Entriamo nella sala operativa ed io resto davvero colpito dall’attività frenetica che viene svolta in loco: sembra di stare alla NASA e questo mi colpisce in positivo, visto il poco tempo che è passato dall’evento distruttivo.
Il nostro intento è quello di segnalare le disfunzioni osservate nella giornata e ci destinano al Prof. Bernardo De Bernardinis, il vice di Bertolaso che ci accoglie in modo ospitale al tavolo e ci descrive puntualmente ed in modo esauriente l’organizzazione della Protezione Civile sul territorio.
Arriva Bertolaso che ci saluta con cordialità e segnala di aver stabilito due breefing operativi per le 20.30 e le 22.00. Resto colpito dalla sua lucidità, sembra che si sia appena svegliato. Impressionante.

De Bernardinis ci riferisce che la divisione del territorio è in COM. (Centri operativi misti credo…). Ci sono 8 COM e l’Aquila è il COM 1. Ogni COM è diretto da un gruppo di unità e le unità dei campi possono essere di tre tipi:
1. unità regionali della protezione civile. (si spiega perchè la zona da noi visitata era piena di veronesi.)
2. associazioni di volontariato nazionali o locali.
3. organi amministrativi. Sindaco o Prefettura.

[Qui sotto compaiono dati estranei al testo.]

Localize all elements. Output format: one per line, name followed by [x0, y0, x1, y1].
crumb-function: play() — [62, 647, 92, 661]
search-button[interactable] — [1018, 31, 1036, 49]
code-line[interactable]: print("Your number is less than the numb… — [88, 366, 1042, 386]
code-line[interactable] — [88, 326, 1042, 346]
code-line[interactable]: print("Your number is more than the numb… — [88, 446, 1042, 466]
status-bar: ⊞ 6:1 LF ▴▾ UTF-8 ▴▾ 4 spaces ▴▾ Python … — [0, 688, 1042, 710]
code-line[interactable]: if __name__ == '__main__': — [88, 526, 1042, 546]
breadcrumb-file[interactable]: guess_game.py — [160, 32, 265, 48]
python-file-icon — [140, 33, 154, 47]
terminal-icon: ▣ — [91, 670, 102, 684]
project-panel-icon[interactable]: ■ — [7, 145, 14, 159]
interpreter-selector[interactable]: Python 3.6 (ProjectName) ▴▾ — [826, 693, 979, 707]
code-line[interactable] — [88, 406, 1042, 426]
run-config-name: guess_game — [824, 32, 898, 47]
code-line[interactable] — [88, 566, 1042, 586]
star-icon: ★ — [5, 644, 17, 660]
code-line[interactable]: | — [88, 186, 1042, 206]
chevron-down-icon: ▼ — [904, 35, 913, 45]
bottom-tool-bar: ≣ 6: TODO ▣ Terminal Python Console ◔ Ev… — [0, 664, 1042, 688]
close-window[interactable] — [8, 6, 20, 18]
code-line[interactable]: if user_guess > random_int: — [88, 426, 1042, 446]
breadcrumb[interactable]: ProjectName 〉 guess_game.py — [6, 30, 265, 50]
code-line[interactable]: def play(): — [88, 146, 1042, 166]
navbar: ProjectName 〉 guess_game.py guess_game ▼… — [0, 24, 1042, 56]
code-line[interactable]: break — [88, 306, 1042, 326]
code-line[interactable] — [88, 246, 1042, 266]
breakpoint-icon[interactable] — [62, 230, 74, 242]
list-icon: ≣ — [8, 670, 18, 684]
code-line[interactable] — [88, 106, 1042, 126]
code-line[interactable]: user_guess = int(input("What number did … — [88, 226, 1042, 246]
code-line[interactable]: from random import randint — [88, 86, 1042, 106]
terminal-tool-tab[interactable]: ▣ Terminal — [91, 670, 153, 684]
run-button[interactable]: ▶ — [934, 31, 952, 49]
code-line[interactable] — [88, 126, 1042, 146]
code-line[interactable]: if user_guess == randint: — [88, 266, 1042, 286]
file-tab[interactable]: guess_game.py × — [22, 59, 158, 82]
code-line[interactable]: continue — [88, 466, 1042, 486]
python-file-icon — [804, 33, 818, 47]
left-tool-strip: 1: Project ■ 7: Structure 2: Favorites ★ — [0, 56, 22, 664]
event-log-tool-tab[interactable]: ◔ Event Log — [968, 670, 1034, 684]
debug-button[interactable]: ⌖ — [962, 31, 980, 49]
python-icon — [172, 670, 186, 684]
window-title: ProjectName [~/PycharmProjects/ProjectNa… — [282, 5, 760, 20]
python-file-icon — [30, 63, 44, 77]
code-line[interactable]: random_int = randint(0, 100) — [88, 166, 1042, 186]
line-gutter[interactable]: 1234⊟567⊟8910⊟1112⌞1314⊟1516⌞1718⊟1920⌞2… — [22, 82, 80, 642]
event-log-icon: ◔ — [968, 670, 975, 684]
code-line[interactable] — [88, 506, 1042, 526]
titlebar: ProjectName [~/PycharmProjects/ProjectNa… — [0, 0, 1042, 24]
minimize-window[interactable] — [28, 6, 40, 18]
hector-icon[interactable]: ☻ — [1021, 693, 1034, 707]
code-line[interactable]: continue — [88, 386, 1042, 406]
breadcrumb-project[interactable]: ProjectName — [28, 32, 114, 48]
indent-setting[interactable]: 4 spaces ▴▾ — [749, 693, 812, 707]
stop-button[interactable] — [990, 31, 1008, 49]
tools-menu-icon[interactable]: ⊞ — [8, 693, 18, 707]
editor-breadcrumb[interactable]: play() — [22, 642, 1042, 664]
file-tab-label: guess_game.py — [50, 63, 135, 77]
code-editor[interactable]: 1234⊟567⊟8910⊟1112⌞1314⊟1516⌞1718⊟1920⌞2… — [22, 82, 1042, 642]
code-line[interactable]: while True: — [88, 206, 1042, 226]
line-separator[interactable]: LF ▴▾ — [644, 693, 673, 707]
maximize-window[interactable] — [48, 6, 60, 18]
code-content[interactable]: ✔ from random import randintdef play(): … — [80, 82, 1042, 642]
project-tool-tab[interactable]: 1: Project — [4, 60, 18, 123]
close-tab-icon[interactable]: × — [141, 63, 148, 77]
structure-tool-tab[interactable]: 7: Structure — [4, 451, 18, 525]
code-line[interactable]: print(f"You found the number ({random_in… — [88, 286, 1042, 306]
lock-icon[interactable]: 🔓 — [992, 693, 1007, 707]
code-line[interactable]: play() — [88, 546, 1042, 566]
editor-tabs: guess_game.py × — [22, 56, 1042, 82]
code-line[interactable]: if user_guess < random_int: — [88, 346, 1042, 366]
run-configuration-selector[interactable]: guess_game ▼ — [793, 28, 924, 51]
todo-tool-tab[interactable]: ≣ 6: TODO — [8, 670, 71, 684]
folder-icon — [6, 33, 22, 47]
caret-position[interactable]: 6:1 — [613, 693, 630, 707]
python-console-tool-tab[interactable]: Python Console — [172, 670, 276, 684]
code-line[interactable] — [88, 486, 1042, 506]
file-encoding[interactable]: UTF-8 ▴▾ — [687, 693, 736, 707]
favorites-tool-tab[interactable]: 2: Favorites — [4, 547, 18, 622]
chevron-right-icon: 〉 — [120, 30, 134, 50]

Alcuni sono gestiti da autonome comunità, ma ogni COM ha un gruppo responsabile. La Protezione Civile nazionale opera da collante orizzontale nel fornire quanto richiesto. Il problema che noi abbiamo osservato però è che ogni campo ha delle necessità diverse e spesso chi gestisce i campi non conosce bene queste necessità perchè è distolto da adempimenti organizzativi. Inoltre non sembra ci sia un buon collegamento informativo tra centro di raccolta (Guardia di Finanza) e periferia (campi).
Quando penso a questo mi rendo anche conto però che sono passate solo 100 ore dal disastro e credo che ciò che è stato realizzato sarebbe stato impensabile solo 20 anni fa. Quando usciamo dal centro per un’uscita laterale però mi accorgo che il terremoto è sempre lì pronto dietro ogni angolo, anche negli uffici della Protezione Civile.
Torniamo a Roma e adesso sappiamo quali sono le vere necessità dei cittadini dell’Abruzzo”.